TechFlow news, June 30, according to the weekly market report released by BIT Official, heavy selling of semiconductor and AI stocks on June 23-24 triggered defensive adjustments by institutional capital. BTC fell below $60K on June 24, hitting a low of ~$59,000 (intraday drop of about 5%). Approximately $994 million in liquidations occurred during the same period (about $780 million were longs). Notional Put positions of about $1.2 billion at the $60K level forced market makers to short, exacerbating the decline. As of the weekend, BTC was quoted at ~$59,992, down 6.9% for the week; ETH was quoted at ~$1,578, down 9.3% for the week.

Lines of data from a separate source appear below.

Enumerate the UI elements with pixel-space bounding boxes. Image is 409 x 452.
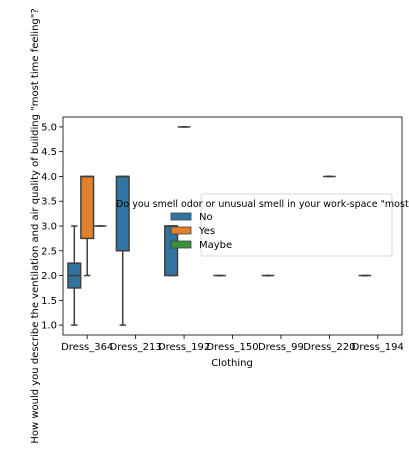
legend-swatch (170, 226, 192, 235)
legend-title: Do you smell odor or unusual smell in yo… (116, 199, 409, 210)
y-tick-label: 5.0 (41, 122, 57, 133)
boxes (67, 126, 372, 326)
y-tick-label: 1.0 (41, 321, 57, 332)
legend-swatch (170, 212, 192, 221)
x-tick-label: Dress_220 (303, 342, 355, 353)
legend-frame (200, 193, 393, 257)
box-no-dress_213 (115, 175, 130, 326)
legend-label: No (199, 212, 213, 223)
y-tick-label: 2.5 (41, 246, 57, 257)
y-tick-label: 4.0 (41, 172, 57, 183)
axes-frame (62, 116, 403, 336)
x-tick-label: Dress_364 (61, 342, 113, 353)
y-tick-label: 4.5 (41, 147, 57, 158)
x-tick-label: Dress_213 (110, 342, 162, 353)
box-yes-dress_364 (80, 175, 95, 277)
y-tick-label: 3.0 (41, 222, 57, 233)
legend-entries: No Yes Maybe (170, 212, 232, 251)
box-no-dress_192 (164, 225, 179, 277)
x-tick-label: Dress_99 (258, 342, 304, 353)
y-tick-label: 1.5 (41, 296, 57, 307)
y-tick-label: 2.0 (41, 271, 57, 282)
x-axis-title: Clothing (211, 358, 253, 369)
x-tick-label: Dress_192 (158, 342, 210, 353)
y-axis-title: How would you describe the ventilation a… (30, 8, 41, 443)
y-axis: 1.0 1.5 2.0 2.5 3.0 3.5 4.0 4.5 5.0 (41, 122, 63, 332)
x-tick-label: Dress_194 (352, 342, 404, 353)
legend-label: Yes (198, 226, 215, 237)
y-tick-label: 3.5 (41, 197, 57, 208)
legend: Do you smell odor or unusual smell in yo… (116, 193, 409, 257)
box-body (80, 175, 95, 240)
x-tick-label: Dress_150 (206, 342, 258, 353)
legend-label: Maybe (199, 240, 232, 251)
box-body (115, 175, 130, 252)
box-no-dress_364 (67, 225, 82, 326)
legend-swatch (170, 240, 192, 249)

In terms of volatility, DVOL rose only slightly (BTC 44.1→45.7, ETH 57.3→59.5), front-end skew tended to stabilize, convexity returned to normal, institutional defensive hedging ratio decreased from 29.6% to 19.7%, shifting to two-way balance, overall showing characteristics of an "orderly decline" rather than panic selling.
Regarding ETFs, as of the week ending June 26, U.S. spot BTC ETFs saw net outflows of about $1.79 billion, the second-highest weekly outflow record in history, and have had net outflows for 7 consecutive weeks; IBIT net assets dropped to about $44.4 billion, with average holders having an unrealized loss of about 40%. MicroStrategy purchased only 520 BTC this week (about $34.9 million), slowing down significantly compared to the previous two weeks. MSTR stock price has fallen below its BTC book value, and the flywheel effect is under structural pressure.
BIT believes that $60K has evolved from a comfort support level to the only support level. The current risk level is upgraded by one notch. It is recommended to prioritize deploying a Collar strategy without margin calls, build positions gradually in tranches and set stop-losses. Position reduction operations should wait for the price to rebound to the $62-64K range. Short volatility strategies must reduce position size and expand the knock-in buffer zone.